Os Yanomami

Nesse momento, toda a humanidade, toda a opinião pública nacional e mundial está de olho em nós, querendo que o Brasil seja capaz de encarnar, frente aos Yanomami, a face melhor da civilização, não a forma brutal que tem assumido tantas vezes. Aqueles índios são o último grande povo prístino do mundo. A Europa, em sua expansão, destruiu dezenas de milhares de povos, apagando outras tantas caras· do fenômeno humano, com suas línguas, suas visões de mundo, suas culturas próprias, num empobrecimento irreparável das tradições de toda a humanidade.

Hoje, em sua expansão encarnada por brasileiros, ela se defronta com uns poucos povos que sobrevivem, porque estão para além de suas frentes de expansão. Entre eles se destacam os Yanomami, um povo de doze mil almas, talvez mais, vivendo em cento e tantas aldeias, onde conservam uma velha tradição expressa na sua língua própria, na sua cultura, também muito peculiar nas formas de suas casas, que ninguém tem igual, na cordialidade extrema do convívio, que ali se dá entre homens e mulheres e entre adultos e crianças.

Afortunadamente, foram reconhecidos os seus direitos constitucionais à posse das terras em que vivem e que são indispensáveis à sua sobrevivência. Lamentavelmente, sinistras vozes se levantam querendo revogar a demarcação dessas terras. O ardil de que lançam mão é propor que se dê, a cada uma das centenas de aldeias, pequenas ilhas, deixando os garimpeiros e fazendeiros entrarem entre elas. Isto seria destruir todos os liames da unidade tribal, seria levá-los ao extermínio.

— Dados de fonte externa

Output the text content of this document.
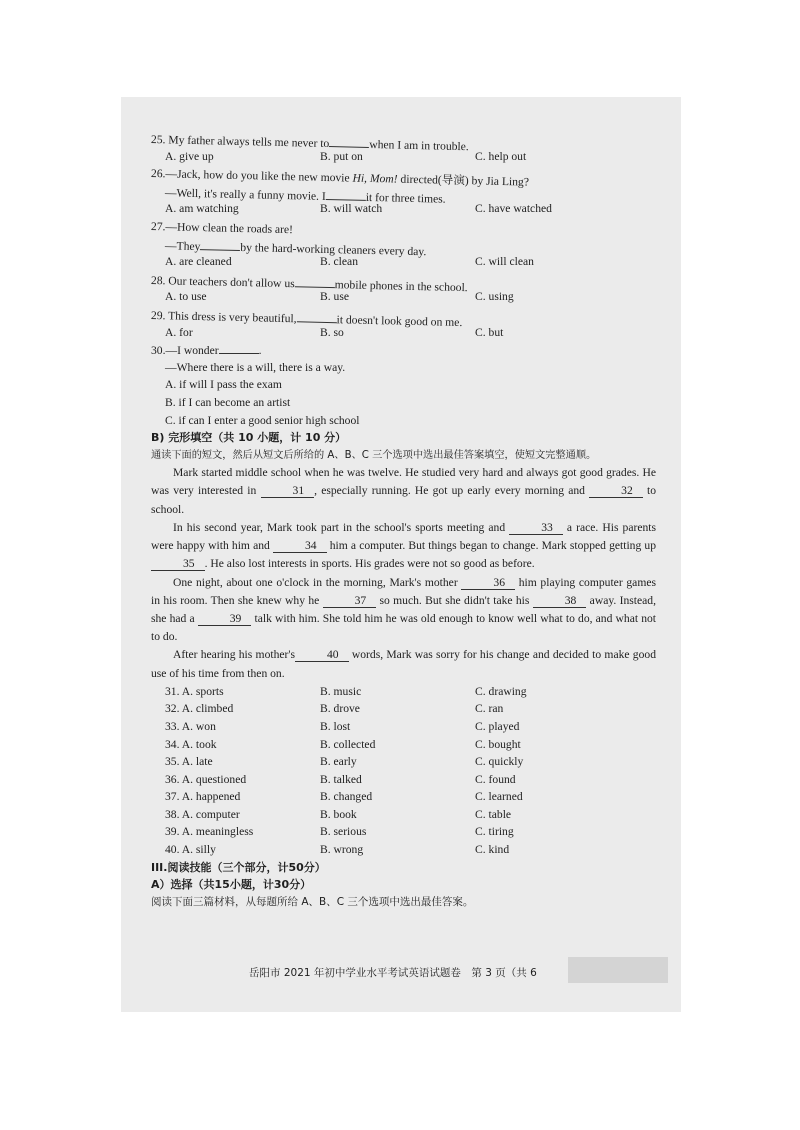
25. My father always tells me never to	when I am in trouble.
A. give up	B. put on	C. help out
26.—Jack, how do you like the new movie Hi, Mom! directed(导演) by Jia Ling?
—Well, it's really a funny movie. I	it for three times.
A. am watching	B. will watch	C. have watched
27.—How clean the roads are!
—They	by the hard-working cleaners every day.
A. are cleaned	B. clean	C. will clean
28. Our teachers don't allow us	mobile phones in the school.
A. to use	B. use	C. using
29. This dress is very beautiful,	it doesn't look good on me.
A. for	B. so	C. but
30.—I wonder	.
—Where there is a will, there is a way.
A. if will I pass the exam
B. if I can become an artist
C. if can I enter a good senior high school
B) 完形填空（共 10 小题，计 10 分）
通读下面的短文，然后从短文后所给的 A、B、C 三个选项中选出最佳答案填空，使短文完整通顺。

Mark started middle school when he was twelve. He studied very hard and always got good grades. He was very interested in	31 , especially running. He got up early every morning and	32 to school.

In his second year, Mark took part in the school's sports meeting and	33 a race. His parents were happy with him and	34 him a computer. But things began to change. Mark stopped getting up 35 . He also lost interests in sports. His grades were not so good as before.

One night, about one o'clock in the morning, Mark's mother	36 him playing computer games in his room. Then she knew why he	37 so much. But she didn't take his	38 away. Instead, she had a	39 talk with him. She told him he was old enough to know well what to do, and what not to do.

After hearing his mother's	40 words, Mark was sorry for his change and decided to make good use of his time from then on.

31. A. sports	B. music	C. drawing
32. A. climbed	B. drove	C. ran
33. A. won	B. lost	C. played
34. A. took	B. collected	C. bought
35. A. late	B. early	C. quickly
36. A. questioned	B. talked	C. found
37. A. happened	B. changed	C. learned
38. A. computer	B. book	C. table
39. A. meaningless	B. serious	C. tiring
40. A. silly	B. wrong	C. kind
III.阅读技能（三个部分，计50分）
A）选择（共15小题，计30分）
阅读下面三篇材料，从每题所给 A、B、C 三个选项中选出最佳答案。
岳阳市 2021 年初中学业水平考试英语试题卷　第 3 页（共 6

O mundo se horroriza ante a perspectiva desse genocídio. Pude ver na Europa como a opinião pública saudou como uma coisa bela o reconhecimento do direito daqueles índios pelo governo brasileiro. Há quem diga que seria uma desnacionalização garantir um grande território indígena em nossas fronteiras. Não é verdade, porque a Constituição atual reconhece o direito dos Yanomami às suas terras, mas não as aliena para que sejam apropriadas como propriedades privadas. Ao contrário, isso ocorreria se fossem dadas aos fazendeiros ou, pior ainda, aos garimpeiros, que rapidamente destruiriam as terras, as águas, a flora, a fauna com o mercúrio, e os índios, com a truculência assassina. Isso tudo para que aquela bela província da Amazônia se torne igual à mata amazônica, despovoada de índios, despovoada até de caboclos, por um sistema econômico que já concentra na cidade a imensa maioria da população vivendo uma vida de miséria.

Pessoas que não se preocupam com o fato de que particulares tenham propriedades de até um milhão de hectares, que as mantêm inexploradas, numa operação puramente especulativa, não estão dispostas a dar aos índios aquilo que é a condição de sua sobrevivência: terras que a nossa Constituição reconhece que são deles. Para isso estão dispostos a levá-los ao extermínio.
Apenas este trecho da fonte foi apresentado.